Il secoue la tête.

— Écoute papa, tu n’as toujours pas compris. Je te l’ai déjà dit, j’accepte de crever dans cette piaule, parce que là, au moins, je suis sûr d’être avec moi-même jusqu’au bout. Mais je ne veux pas risquer de tomber dans leurs pattes. Mourir de faim, c’est mourir de sa bonne mort. S’ils me prennent, ils m’adosseront contre quelque chose de vertical et ils m’administreront un jet de mitraillette. Tu ne connais pas ça, la mitraillette, ça n’est pas de ta guerre… Laisse-moi te l’expliquer : ça fait un bruit de soutane dont tous les boutons sauteraient les uns après les autres : clac… clac… clac… clac. Seulement les boutons ce sont des balles et tu les prends dans l’œuf, un peu partout. Des fois ça te coupe en deux, et puis des fois ça rentre dans tes vêtements et la mort vient te chercher à travers ta flanelle. D’autres fois, c’est dans la gueule ; ah, t’as pas l’air fin quand tu pleures un œil…

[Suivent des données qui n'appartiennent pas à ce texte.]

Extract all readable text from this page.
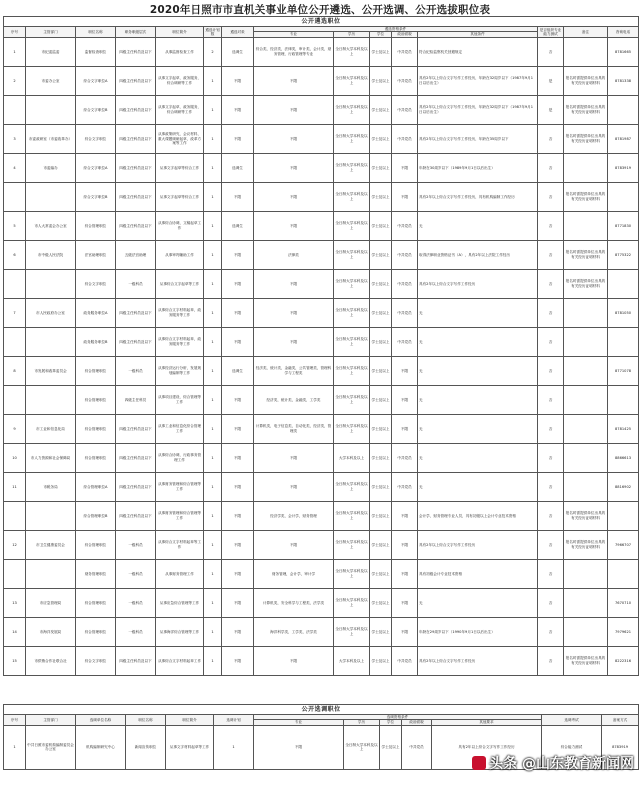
2020年日照市市直机关事业单位公开遴选、公开选调、公开选拔职位表
公开遴选职位														
序号	主管部门	职位名称	职务职级层次	职位简介	遴选计划数	遴选对象	遴选资格条件					是否组织专业能力测试	备注	咨询电话
							专业	学历	学位	政治面貌	其他条件			
1	市纪委监委	监督检查职位	四级主任科员及以下	从事监督检查工作	2	选调生	综合类，经济类，法律类，审计类，会计类，财务管理，行政管理等专业	全日制大学本科及以上	学士及以上	中共党员	符合纪检监察机关回避规定	否		8781665
2	市委办公室	综合文字职位A	四级主任科员及以下	从事文字起草，政务服务，综合调研等工作	1	不限	不限	全日制大学本科及以上	学士及以上	中共党员	具有2年以上综合文字写作工作经历，年龄在32周岁以下（1987年9月1日以后出生）	是	报名时需提供单位出具的有关经历证明材料	8781338
		综合文字职位B	四级主任科员及以下	从事文字起草，政务服务，综合调研等工作	1	不限	不限	全日制大学本科及以上	学士及以上	中共党员	具有2年以上综合文字写作工作经历，年龄在32周岁以下（1987年9月1日以后出生）	是	报名时需提供单位出具的有关经历证明材料	
3	市委政研室（市委改革办）	综合文字职位	四级主任科员及以下	从事政策研究，会议材料，重大课题调研起草，改革方案等工作	1	不限	不限	全日制大学本科及以上	学士及以上	中共党员	具有2年以上综合文字写作工作经历，年龄在35周岁以下	否	报名时需提供单位出具的有关经历证明材料	8781987
4	市委编办	综合文字职位A	四级主任科员及以下	从事文字起草等综合工作	1	选调生	不限	全日制大学本科及以上	学士及以上	不限	年龄在30周岁以下（1989年9月1日以后出生）	否		8783919
		综合文字职位B	四级主任科员及以下	从事文字起草等综合工作	1	不限	不限	全日制大学本科及以上	学士及以上	不限	具有2年以上综合文字写作工作经历，具有机构编制工作经历	否	报名时需提供单位出具的有关经历证明材料	
5	市人大常委会办公室	综合管理职位	四级主任科员及以下	从事综合协调，文稿起草工作	1	选调生	不限	全日制大学本科及以上	学士及以上	中共党员	无	否		8771830
6	市中级人民法院	法官助理职位	五级法官助理	从事审判辅助工作	1	不限	法律类	全日制大学本科及以上	学士及以上	中共党员	取得法律职业资格证书（A），具有2年以上法院工作经历	否	报名时需提供单位出具的有关经历证明材料	8775322
		综合文字职位	一级科员	从事综合文字起草等工作	1	不限	不限	全日制大学本科及以上	学士及以上	中共党员	具有2年以上综合文字写作工作经历	否	报名时需提供单位出具的有关经历证明材料	
7	市人民政府办公室	政务服务职位A	四级主任科员及以下	从事综合文字材料起草，政务服务等工作	1	不限	不限	全日制大学本科及以上	学士及以上	中共党员	无	否		8781050
		政务服务职位B	四级主任科员及以下	从事综合文字材料起草，政务服务等工作	1	不限	不限	全日制大学本科及以上	学士及以上	中共党员	无	否		
8	市发展和改革委员会	综合管理职位	一级科员	从事经济运行分析，发展规划编制等工作	1	选调生	经济类，统计类，金融类，公共管理类，管理科学与工程类	全日制大学本科及以上	学士及以上	不限	无	否		8771078
		综合管理职位	四级主任科员	从事项目建设，综合管理等工作	1	不限	经济类，统计类，金融类，工学类	全日制大学本科及以上	学士及以上	不限	无	否		
9	市工业和信息化局	综合管理职位	四级主任科员及以下	从事工业和信息化综合管理工作	1	不限	计算机类，电子信息类，自动化类，经济类，管理类	全日制大学本科及以上	学士及以上	不限	无	否		8781425
10	市人力资源和社会保障局	综合管理职位	四级主任科员及以下	从事综合协调，行政事务管理工作	1	不限	不限	大学本科及以上	学士及以上	中共党员	无	否		8866613
11	市税务局	综合管理职位A	四级主任科员及以下	从事财务管理和综合管理等工作	1	不限	不限	全日制大学本科及以上	学士及以上	中共党员	无	否		8816902
		综合管理职位B	四级主任科员及以下	从事财务管理和综合管理等工作	1	不限	经济学类，会计学，财务管理	全日制大学本科及以上	学士及以上	不限	会计学，财务管理专业人员，具有初级以上会计专业技术资格	否	报名时需提供单位出具的有关经历证明材料	
12	市卫生健康委员会	综合管理职位	一级科员	从事综合文字材料起草等工作	1	不限	不限	全日制大学本科及以上	学士及以上	不限	具有2年以上综合文字写作工作经历	否	报名时需提供单位出具的有关经历证明材料	7966707
		财务管理职位	一级科员	从事财务管理工作	1	不限	财务管理，会计学，审计学	全日制大学本科及以上	学士及以上	不限	具有初级会计专业技术资格	否		
13	市应急管理局	综合管理职位	一级科员	从事应急综合管理等工作	1	不限	计算机类，安全科学与工程类，法学类	全日制大学本科及以上	学士及以上	不限	无	否		7670710
14	市海洋发展局	综合管理职位	一级科员	从事海洋综合管理等工作	1	不限	海洋科学类，工学类，法学类	全日制大学本科及以上	学士及以上	不限	年龄在29周岁以下（1990年9月1日以后出生）	否		7979621
15	市供销合作社联合社	综合文字职位	四级主任科员及以下	从事综合文字材料起草工作	1	不限	不限	大学本科及以上	学士及以上	中共党员	具有2年以上综合文字写作工作经历	否	报名时需提供单位出具的有关经历证明材料	8222316
公开选调职位												
序号	主管部门	选调单位名称	职位名称	职位简介	选调计划	选调资格条件					选调考试	备案方式
						专业	学历	学位	政治面貌	其他要求		
1	中共日照市委机构编制委员会办公室	机构编制研究中心	新闻宣传职位	从事文字材料起草等工作	1	不限	全日制大学本科及以上	学士及以上	中共党员	具有2年以上综合文字写作工作经历	综合能力测试	8783919
头条 @山东教育新闻网
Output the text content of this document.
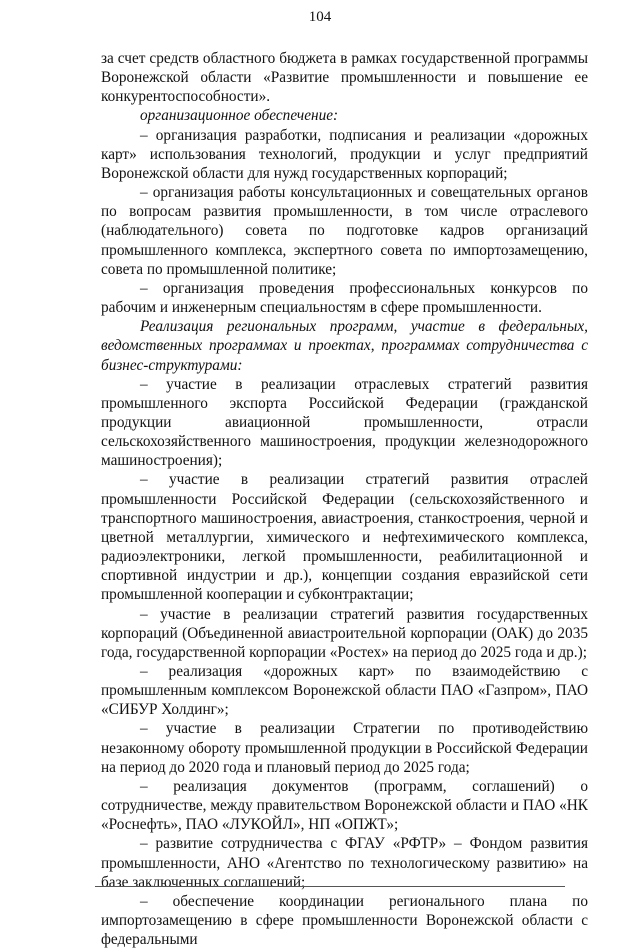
104

за счет средств областного бюджета в рамках государственной программы Воронежской области «Развитие промышленности и повышение ее конкурентоспособности».

организационное обеспечение:

– организация разработки, подписания и реализации «дорожных карт» использования технологий, продукции и услуг предприятий Воронежской области для нужд государственных корпораций;

– организация работы консультационных и совещательных органов по вопросам развития промышленности, в том числе отраслевого (наблюдательного) совета по подготовке кадров организаций промышленного комплекса, экспертного совета по импортозамещению, совета по промышленной политике;

– организация проведения профессиональных конкурсов по рабочим и инженерным специальностям в сфере промышленности.

Реализация региональных программ, участие в федеральных, ведомственных программах и проектах, программах сотрудничества с бизнес-структурами:

– участие в реализации отраслевых стратегий развития промышленного экспорта Российской Федерации (гражданской продукции авиационной промышленности, отрасли сельскохозяйственного машиностроения, продукции железнодорожного машиностроения);

– участие в реализации стратегий развития отраслей промышленности Российской Федерации (сельскохозяйственного и транспортного машиностроения, авиастроения, станкостроения, черной и цветной металлургии, химического и нефтехимического комплекса, радиоэлектроники, легкой промышленности, реабилитационной и спортивной индустрии и др.), концепции создания евразийской сети промышленной кооперации и субконтрактации;

– участие в реализации стратегий развития государственных корпораций (Объединенной авиастроительной корпорации (ОАК) до 2035 года, государственной корпорации «Ростех» на период до 2025 года и др.);

– реализация «дорожных карт» по взаимодействию с промышленным комплексом Воронежской области ПАО «Газпром», ПАО «СИБУР Холдинг»;

– участие в реализации Стратегии по противодействию незаконному обороту промышленной продукции в Российской Федерации на период до 2020 года и плановый период до 2025 года;

– реализация документов (программ, соглашений) о сотрудничестве, между правительством Воронежской области и ПАО «НК «Роснефть», ПАО «ЛУКОЙЛ», НП «ОПЖТ»;

– развитие сотрудничества с ФГАУ «РФТР» – Фондом развития промышленности, АНО «Агентство по технологическому развитию» на базе заключенных соглашений;

– обеспечение координации регионального плана по импортозамещению в сфере промышленности Воронежской области с федеральными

Le père pose la main sur l’épaule de Petit Louis.

— Tu désires rester ici ? Bon, mais as-tu songé que nous sommes dans la chambre d’Eugène, et qu’Eugène était milicien comme toi ? Gros malin de renard qui va se faire enfumer dans le terrier des autres !

Petit Louis devient vert, sa cicatrice rit tristement d’un air fatal.

— Je n’y avais pas songé, avoue le garçon. Bon Dieu, tu as raison…

Le père sourit et regarde autour de lui, il n’y a plus d’ombres dans la pièce. Hélène et la mère se tiennent assises, bien sages, pareilles à des personnages du musée Grévin.

— Ah, tu vois, murmure-t-il d’un ton patient, ah tu vois, j’ai raison. Tu n’as aucun esprit d’à-propos. Si je vivais moi-même cette sale affaire, au lieu de la vivre à travers toi, je saurais dresser des plans d’action.

— Alors ? questionne Petit Louis.

Il se livre tout entier dans ce mot, se tend à son père, soumis.